In [None]:
from sklearn.ensemble import GradientBoostingClassifier
from sklearn.datasets import load_breast_cancer
from sklearn.model_selection import train_test_split
from sklearn.metrics import accuracy_score

cancer = load_breast_cancer()
X_train, X_test, y_train, y_test = train_test_split(cancer.data, cancer.target, 
test_size=0.2 , random_state= 0)

gb_clf = GradientBoostingClassifier(n_estimators=200, 
                                    learning_rate=0.05,
                                    random_state=0, verbose=True)
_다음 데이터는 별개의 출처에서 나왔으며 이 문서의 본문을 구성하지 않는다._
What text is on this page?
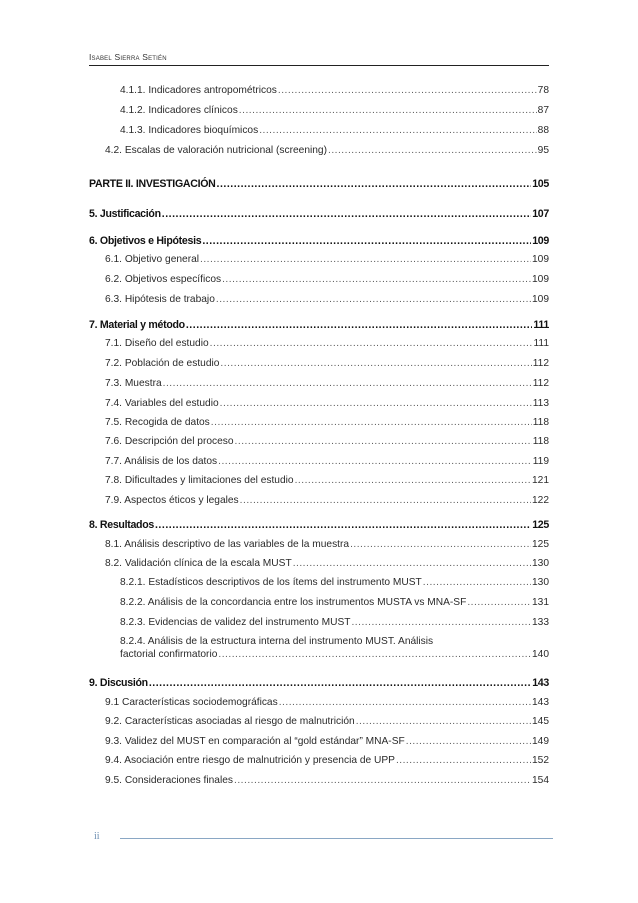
Isabel Sierra Setién
4.1.1. Indicadores antropométricos .....	78
4.1.2. Indicadores clínicos .....	87
4.1.3. Indicadores bioquímicos .....	88
4.2. Escalas de valoración nutricional (screening) .....	95
PARTE II. INVESTIGACIÓN .....	105
5. Justificación .....	107
6. Objetivos e Hipótesis .....	109
6.1. Objetivo general .....	109
6.2. Objetivos específicos .....	109
6.3. Hipótesis de trabajo .....	109
7. Material y método .....	111
7.1. Diseño del estudio .....	111
7.2. Población de estudio .....	112
7.3. Muestra .....	112
7.4. Variables del estudio .....	113
7.5. Recogida de datos .....	118
7.6. Descripción del proceso .....	118
7.7. Análisis de los datos .....	119
7.8. Dificultades y limitaciones del estudio .....	121
7.9. Aspectos éticos y legales .....	122
8. Resultados .....	125
8.1. Análisis descriptivo de las variables de la muestra .....	125
8.2. Validación clínica de la escala MUST .....	130
8.2.1. Estadísticos descriptivos de los ítems del instrumento MUST .....	130
8.2.2. Análisis de la concordancia entre los instrumentos MUSTA vs MNA-SF .....	131
8.2.3. Evidencias de validez del instrumento MUST .....	133
8.2.4. Análisis de la estructura interna del instrumento MUST. Análisis
factorial confirmatorio .....	140
9. Discusión .....	143
9.1 Características sociodemográficas .....	143
9.2. Características asociadas al riesgo de malnutrición .....	145
9.3. Validez del MUST en comparación al “gold estándar” MNA-SF .....	149
9.4. Asociación entre riesgo de malnutrición y presencia de UPP .....	152
9.5. Consideraciones finales .....	154
ii
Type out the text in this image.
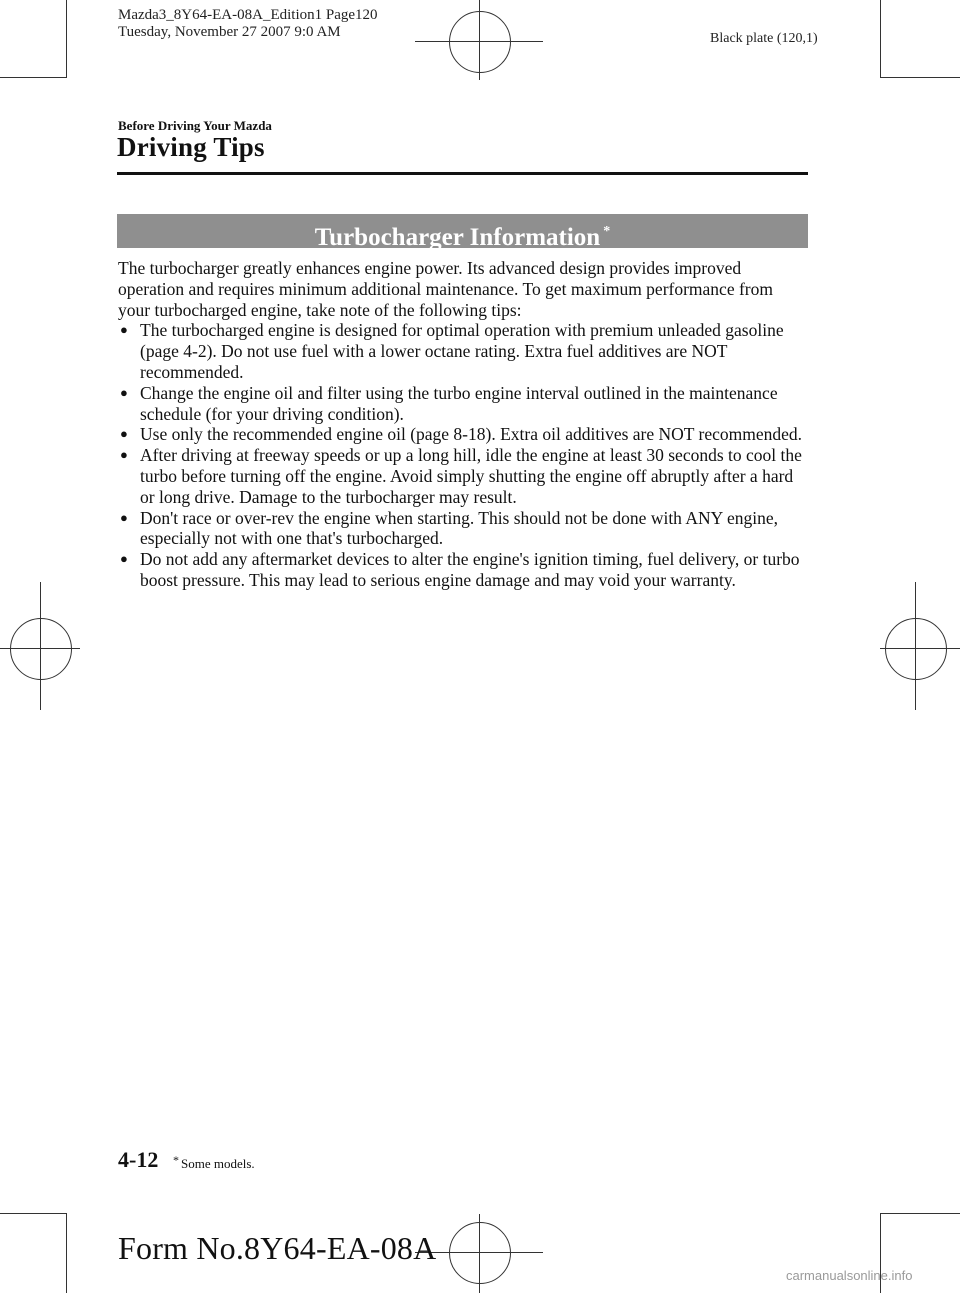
Mazda3_8Y64-EA-08A_Edition1 Page120
Tuesday, November 27 2007 9:0 AM	Black plate (120,1)
Before Driving Your Mazda
Driving Tips
Turbocharger Information *

The turbocharger greatly enhances engine power. Its advanced design provides improved operation and requires minimum additional maintenance. To get maximum performance from your turbocharged engine, take note of the following tips:

● The turbocharged engine is designed for optimal operation with premium unleaded gasoline (page 4-2). Do not use fuel with a lower octane rating. Extra fuel additives are NOT recommended.
● Change the engine oil and filter using the turbo engine interval outlined in the maintenance schedule (for your driving condition).
● Use only the recommended engine oil (page 8-18). Extra oil additives are NOT recommended.
● After driving at freeway speeds or up a long hill, idle the engine at least 30 seconds to cool the turbo before turning off the engine. Avoid simply shutting the engine off abruptly after a hard or long drive. Damage to the turbocharger may result.
● Don't race or over-rev the engine when starting. This should not be done with ANY engine, especially not with one that's turbocharged.
● Do not add any aftermarket devices to alter the engine's ignition timing, fuel delivery, or turbo boost pressure. This may lead to serious engine damage and may void your warranty.
4-12 * Some models.
Form No.8Y64-EA-08A
carmanualsonline.info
gb_clf.fit(X_train , y_train)
gb_pred = gb_clf.predict(X_test)
gb_accuracy = accuracy_score(y_test, gb_pred)
print(f'GBM 정확도: {gb_accuracy:.4f}')

In [None]:
from sklearn.ensemble import AdaBoostClassifier

AdaBoostClassifier()

In [None]:
import xgboost as xgb
from xgboost import plot_importance
import pandas as pd
import numpy as np
from sklearn.datasets import load_breast_cancer
from sklearn.model_selection import train_test_split
import warnings
warnings.filterwarnings('ignore')
                        
dataset = load_breast_cancer()
cancer_df = pd.DataFrame(data=dataset.data, columns=dataset.feature_names)
cancer_df['target'] = dataset.target
X_features = cancer_df.iloc[:, :-1]
y_label = cancer_df.iloc[:, -1]
X_train, X_test, y_train, y_test=train_test_split(X_features, y_label, 
test_size=0.2, random_state=156 )
X_tr, X_val, y_tr, y_val= train_test_split(X_train, y_train,
test_size=0.1, random_state=156 )


In [None]:
from xgboost import XGBClassifier

xgb_wrapper = XGBClassifier(n_estimators=400, learning_rate=0.1)

evals = [(X_val, y_val)]
xgb_wrapper.fit(X_tr, y_tr, eval_metric = "logloss", 
                early_stopping_rounds=10,eval_set=evals)

In [None]:
pred = xgb_wrapper.predict(X_test)

accuracy_score(y_test, pred)

In [None]:
xgb_wrapper.feature_importances_

In [None]:
import matplotlib.pyplot as plt
import seaborn as sns

ftr_importances_values = xgb_wrapper.feature_importances_
ftr_importances = pd.Series(ftr_importances_values, index=cancer.feature_names )
ftr_top20 = ftr_importances.sort_values(ascending=False)[:20]
plt.figure(figsize=(8,6))
plt.title('Feature importances Top 20')
sns.barplot(x=ftr_top20 , y = ftr_top20.index)
plt.show()
plt.draw()


In [None]:
# 앙상블 (보팅 / 배깅 / 부스팅)

# 보팅 - 여러가지 알고리즘 사용해서 다수결 원칙으로 투표로 예측

# 배깅 - 하나의 알고리즘을 다양한 데이터로 학습해서 예측결과를 통합
# 배깅의 대표적인 알고리즘 : RandomForest

# 부스팅 - 하나의 알고리즘 여러번 순차적으로 학습시켜서 가중치를 업데이트 하는방법
# 대표적인 알고리즘 : GBM, AdaBoost, Xgboost, Lightgbm, Catboost

In [None]:
import numpy as np
from sklearn.datasets import load_breast_cancer
from sklearn.model_selection import train_test_split
from sklearn.metrics import accuracy_score
cancer_data = load_breast_cancer()
X_data = cancer_data.data
y_label = cancer_data.target
X_train , X_test , y_train , y_test = train_test_split(X_data, y_label, 
test_size=0.2 , random_state=0)

In [None]:
from sklearn.neighbors import KNeighborsClassifier
from sklearn.ensemble import RandomForestClassifier
from sklearn.ensemble import AdaBoostClassifier
from sklearn.tree import DecisionTreeClassifier
from sklearn.linear_model import LogisticRegression

# 4개의 모델(KNN, RF, Ada, DT)를 통해 개별 예측을 하고
# 최종으로 Logistic 모델을 사용하여 예측 예정

In [None]:
knn_clf = KNeighborsClassifier()
rf_clf = RandomForestClassifier(random_state= 0 )
ada_clf = AdaBoostClassifier(random_state=0)
dt_clf = DecisionTreeClassifier(random_state=0)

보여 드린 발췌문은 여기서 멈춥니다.